6. Modal Asymmetry: Pregão vs. Convite (Scope Information)

On the discrimination side, the modal-by-modal AUC against the 193 adjudicated cobidders is 0.952 in pregão primary auctions versus 0.816 in convite primary auctions (bootstrap difference \(-0.136\), \(p \approx 0\)).

Scope information for the screen, not a positive test of any institutional mechanism

The convite minimum-bidder rule (Lei 8.666/93, Art. 22 §3) would predict a sharper screening signal where the rule binds (convite). The data reverse this prediction. We do not read the reversal as a positive test of any alternative institutional theory. The modal asymmetry is reported as scope information for the screening object — the construct discriminates better in pregão environments — and not as a positive test of the minimum-bidder-rule mechanism, which would require institutional variation the BEC setting does not deliver.
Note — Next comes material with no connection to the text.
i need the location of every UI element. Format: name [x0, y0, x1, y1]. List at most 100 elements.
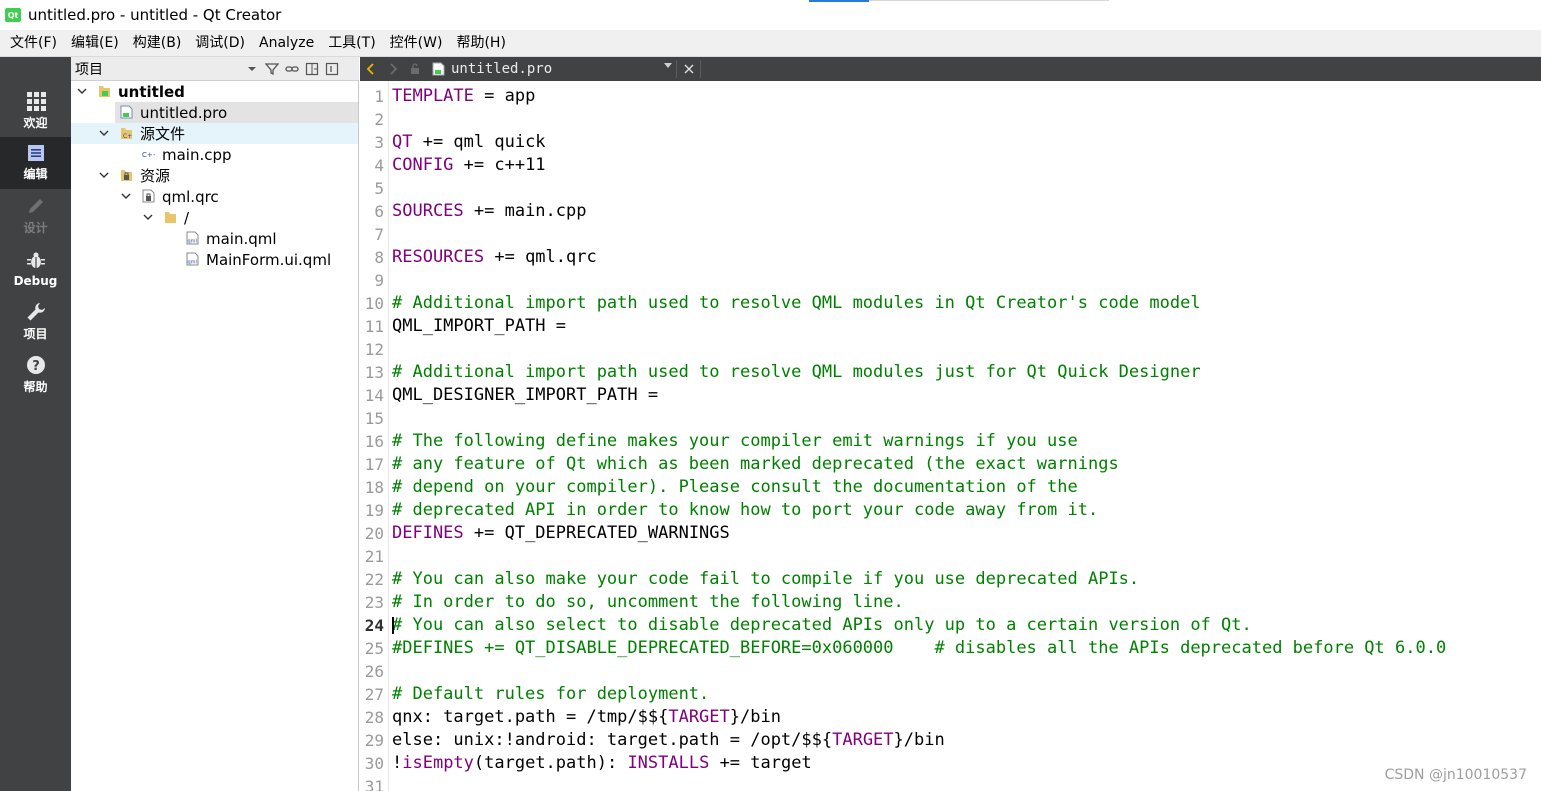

Summary: What the Empirical Strategy Establishes

The paper makes four empirical claims, in declining order of confidence:

  1. The architecture works. 83% reduction in forensic pool with 68% recall preserved. (Headline.)
  2. The screen discriminates. Firm-level AUC 0.864 under temporal holdout against adjudicated cobidders.
  3. The screen complements bid-distribution methods. +0.035 AUC over Imhof–Wallimann pipeline (\(p = 0.014\)).
  4. A pricing imprint is present in the broad sample. +3.6% to +7.7% across four estimators, with sign reversal under overlap and Q4-concentrated positive — reported descriptively, not causally.

Claims 1–3 are the paper. Claim 4 is corroboration.